UNDERMINING DODD-FRANK
“There are some in Europe … who want financial services placed within the [TTIP] negotiations. That could lead arguably - I don’t think under this administration, but a future administration - to efforts by the Europeans to undo or force us to modify Dodd-Frank. This administration says, ‘well, Congress would have to approve that and it is a matter of sovereignty.’ But Congress has to approve all major changes in negotiations through the implementation bill. … I think we don’t want to leave open the possibility through these TTIP negotiations that Dodd-Frank could be undone by a subsequent administration bowing to the demands of banking interest, including those who are now stationed in Europe."
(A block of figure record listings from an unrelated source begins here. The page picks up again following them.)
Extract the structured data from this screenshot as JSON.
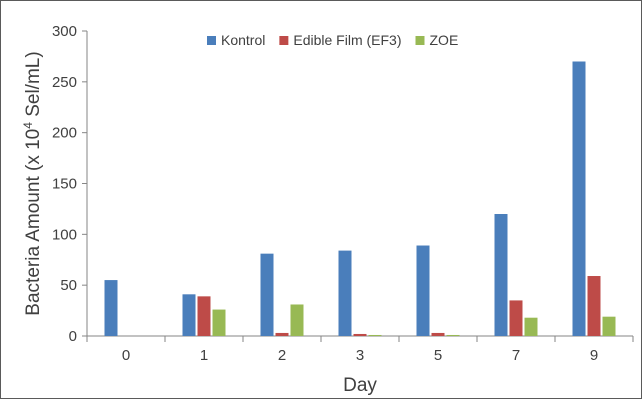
{
  "chart_data": {
    "type": "bar",
    "title": "",
    "xlabel": "Day",
    "ylabel": "Bacteria Amount  (x 10",
    "ylabel_sup": "4",
    "ylabel_unit": " Sel/mL)",
    "categories": [
      "0",
      "1",
      "2",
      "3",
      "5",
      "7",
      "9"
    ],
    "ylim": [
      0,
      300
    ],
    "yticks": [
      0,
      50,
      100,
      150,
      200,
      250,
      300
    ],
    "grid": false,
    "legend_position": "top-center",
    "series": [
      {
        "name": "Kontrol",
        "color": "#4a7ebb",
        "values": [
          55,
          41,
          81,
          84,
          89,
          120,
          270
        ]
      },
      {
        "name": "Edible Film (EF3)",
        "color": "#be4b48",
        "values": [
          0,
          39,
          3,
          2,
          3,
          35,
          59
        ]
      },
      {
        "name": "ZOE",
        "color": "#98b954",
        "values": [
          0,
          26,
          31,
          1,
          1,
          18,
          19
        ]
      }
    ]
  }
}
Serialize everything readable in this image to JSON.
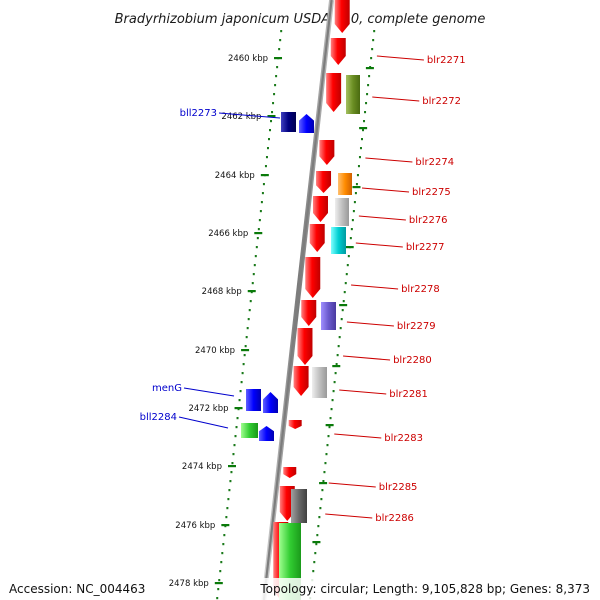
{
  "title": "Bradyrhizobium japonicum USDA 110, complete genome",
  "accession": "Accession: NC_004463",
  "topology": "Topology: circular; Length: 9,105,828 bp; Genes: 8,373",
  "kbp_labels": [
    "2460 kbp",
    "2462 kbp",
    "2464 kbp",
    "2466 kbp",
    "2468 kbp",
    "2470 kbp",
    "2472 kbp",
    "2474 kbp",
    "2476 kbp",
    "2478 kbp"
  ],
  "gene_labels_right": [
    "blr2271",
    "blr2272",
    "blr2274",
    "blr2275",
    "blr2276",
    "blr2277",
    "blr2278",
    "blr2279",
    "blr2280",
    "blr2281",
    "blr2283",
    "blr2285",
    "blr2286"
  ],
  "gene_labels_left": [
    "bll2273",
    "menG",
    "bll2284"
  ],
  "colors": {
    "backbone": "#808080",
    "gene_forward": "#ff0000",
    "ticks": "#006400",
    "label_right": "#cc0000",
    "label_left": "#0000cc",
    "olive": "#6b8e23",
    "orange": "#ff8c00",
    "silver": "#c0c0c0",
    "cyan": "#00ced1",
    "slate": "#6a5acd",
    "navy": "#000080",
    "blue": "#0000ff",
    "green": "#32cd32",
    "darkgray": "#696969"
  }
}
KEEPING TRADE BILLS SEPARATE
“In the end, each of the four [trade bills, including TAA] has to be evaluated on its own and voted on its own. I don’t want TAA - it’s very important, I helped author it - to be used essentially as a sweetener on TPA, on fast track. Fast track has to stand on its own, so does Trade Adjustment Assistance. We need to get expanded trade right, that is the key point. I have helped author trade bills in the past, but this is an example, TPP, where they haven’t gotten it right at this point on many major issues."
LONG-TERM SOLUTION TO HIGHWAY FUNDING
“We need a long-term solution, a six-year solution. I am not sure which is a better way to go to get there - I think it might take six months. … But if we can do it in two months, that is fine. The main point is that we need at long last to step up to the plate on highways and transportation and have a long-term approach. We in Michigan know that first hand. … We need to step up to the plate federally. I want a long-term solution and we will see when we get back next week what is the best way to do that."
MORE REVENUES FOR HIGHWAY FUNDING
“There have to be more revenues - that is what transportation is really all about. Here, there is a deep division between the two parties. The Republicans tend to write off any use of more revenues. You can’t do a long-term package without more revenues. We need to get that straightened out."
TAX REFORM
“Chairman Camp and I started some years ago now - we set up working groups on tax reform to go into the issues. That was a productive step. The trouble is after that the Republican majority decided to put together a tax reform package strictly on a partisan basis, and that essentially came to a dead-end. Though I think Chairman Camp came up with a product that at least tried seriously to address the issues. We now need to learn from that experience and realize that tax reform is important if it is done correctly. And the only way to do it, so it has broad support and can really make sense, to get enough votes, it has to be done on a bipartisan basis."